La France en proie à l’effondrement industriel : l’UE et ses choix imprévoyants

Depuis des années, le secteur automobile français subit une dégradation structurelle inquiétante. Ce phénomène s’exprime clairement dans la baisse spectaculaire de la production nationale, passant de 3,3 millions de véhicules à l’origine des années 2000 vers un peu plus de 1,5 million aujourd’hui – une réduction de plus de 50 % en vingt ans. Cette chute s’accompagne d’un effondrement économique majeur pour les usines et les régions, avec près de 100 000 emplois perdus entre 2019 et aujourd’hui.

Les raisons sont multiples, mais l’une des plus critiques réside dans la politique européenne. L’Union européenne, sous l’impulsion d’un pacte vert mal conçu, a imposé des transitions industrielles brutales sans considération des réalités locales. En particulier, l’embargo sur les hydrocarbures russes et ses conséquences énergétiques ont provoqué une inflation des coûts de production pour les entreprises françaises, qui se retrouvent aujourd’hui à payer deux fois plus d’électricité et de gaz que leurs concurrents chinois.

La France, qui autrefois détenait un excédent commercial de près de 12,3 milliards d’euros en 2004, est désormais plongée dans un déficit structurel annuel estimé à -15 à -20 milliards d’euros. Ce déficit s’ajoute à la baisse continue du marché intérieur et à l’affaiblissement des capacités de production. Les équipementiers français, déjà fragilisés par les sanctions énergétiques, subissent maintenant une concurrence déloyale venant en grande partie d’une politique commerciale européenne trop libérale.

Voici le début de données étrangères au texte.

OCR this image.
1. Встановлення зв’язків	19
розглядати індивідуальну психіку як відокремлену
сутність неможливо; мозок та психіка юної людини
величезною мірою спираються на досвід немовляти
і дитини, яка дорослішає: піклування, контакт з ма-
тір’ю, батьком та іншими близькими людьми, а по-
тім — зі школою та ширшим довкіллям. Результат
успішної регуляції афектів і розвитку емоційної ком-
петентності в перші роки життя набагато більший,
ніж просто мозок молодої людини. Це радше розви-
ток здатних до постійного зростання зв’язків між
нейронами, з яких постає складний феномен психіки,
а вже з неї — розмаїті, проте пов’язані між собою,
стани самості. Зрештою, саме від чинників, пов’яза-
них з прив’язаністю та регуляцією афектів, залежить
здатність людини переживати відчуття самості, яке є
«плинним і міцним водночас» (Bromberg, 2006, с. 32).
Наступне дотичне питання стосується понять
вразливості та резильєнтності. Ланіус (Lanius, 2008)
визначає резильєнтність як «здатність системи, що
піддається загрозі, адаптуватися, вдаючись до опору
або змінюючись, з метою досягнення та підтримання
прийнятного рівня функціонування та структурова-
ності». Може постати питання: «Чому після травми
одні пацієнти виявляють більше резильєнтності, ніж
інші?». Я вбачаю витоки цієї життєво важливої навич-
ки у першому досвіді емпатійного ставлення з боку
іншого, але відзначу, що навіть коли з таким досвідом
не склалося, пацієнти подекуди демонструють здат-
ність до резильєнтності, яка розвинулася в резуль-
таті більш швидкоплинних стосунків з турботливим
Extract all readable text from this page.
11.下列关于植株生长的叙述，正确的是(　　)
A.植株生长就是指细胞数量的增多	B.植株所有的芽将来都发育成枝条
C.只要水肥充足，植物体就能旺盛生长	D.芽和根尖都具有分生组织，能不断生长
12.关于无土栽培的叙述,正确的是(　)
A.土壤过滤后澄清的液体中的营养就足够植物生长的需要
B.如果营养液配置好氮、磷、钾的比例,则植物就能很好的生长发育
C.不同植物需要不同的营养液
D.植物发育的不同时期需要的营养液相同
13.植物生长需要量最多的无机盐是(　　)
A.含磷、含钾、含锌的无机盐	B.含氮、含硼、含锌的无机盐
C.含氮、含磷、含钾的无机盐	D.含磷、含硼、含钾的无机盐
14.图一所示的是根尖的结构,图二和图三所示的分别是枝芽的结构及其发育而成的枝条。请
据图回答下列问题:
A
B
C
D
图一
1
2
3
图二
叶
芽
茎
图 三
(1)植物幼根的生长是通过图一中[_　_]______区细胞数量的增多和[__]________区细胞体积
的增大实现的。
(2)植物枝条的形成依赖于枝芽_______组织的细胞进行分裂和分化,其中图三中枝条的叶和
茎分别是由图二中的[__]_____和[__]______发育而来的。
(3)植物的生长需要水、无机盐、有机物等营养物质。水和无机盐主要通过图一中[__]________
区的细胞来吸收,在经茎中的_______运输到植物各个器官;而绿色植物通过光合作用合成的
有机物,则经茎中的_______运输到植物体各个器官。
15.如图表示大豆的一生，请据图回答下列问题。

L’effondrement est visible dans l’évolution du marché : entre 2001 et 2023, la part de marché des marques françaises en Europe a chuté de 25 % à 15 %. Les usines de production s’éteignent, les salariés sont licenciés ou reconvertis dans des conditions précaires, et les villes industrielles perdent leur ancrage économique. Aujourd’hui, le gouvernement français est confronté à une situation critique où l’ensemble du secteur automobile semble voué à disparaître.

L’UE, en prétendant promouvoir la souveraineté énergétique et l’environnement, a au contraire déclenché un effondrement économique sans précédent. Les décisions prises dans les dernières années, notamment l’interdiction des véhicules thermiques neufs à partir de 2035, ont été imposées sans études d’impact suffisantes, laissant les entreprises françaises sans voie claire pour s’adapter.

Le pays est désormais en pleine crise structurelle. L’économie française, traditionnellement solide dans le secteur automobile, affiche des signes de stagnation et de déclin profond. Les investissements nécessaires pour la transition écologique semblent inadaptés aux réalités économiques actuelles, menaçant l’ensemble du pays. Sans réformes radicales, l’imminence d’un effondrement économique complet paraît inéluctable.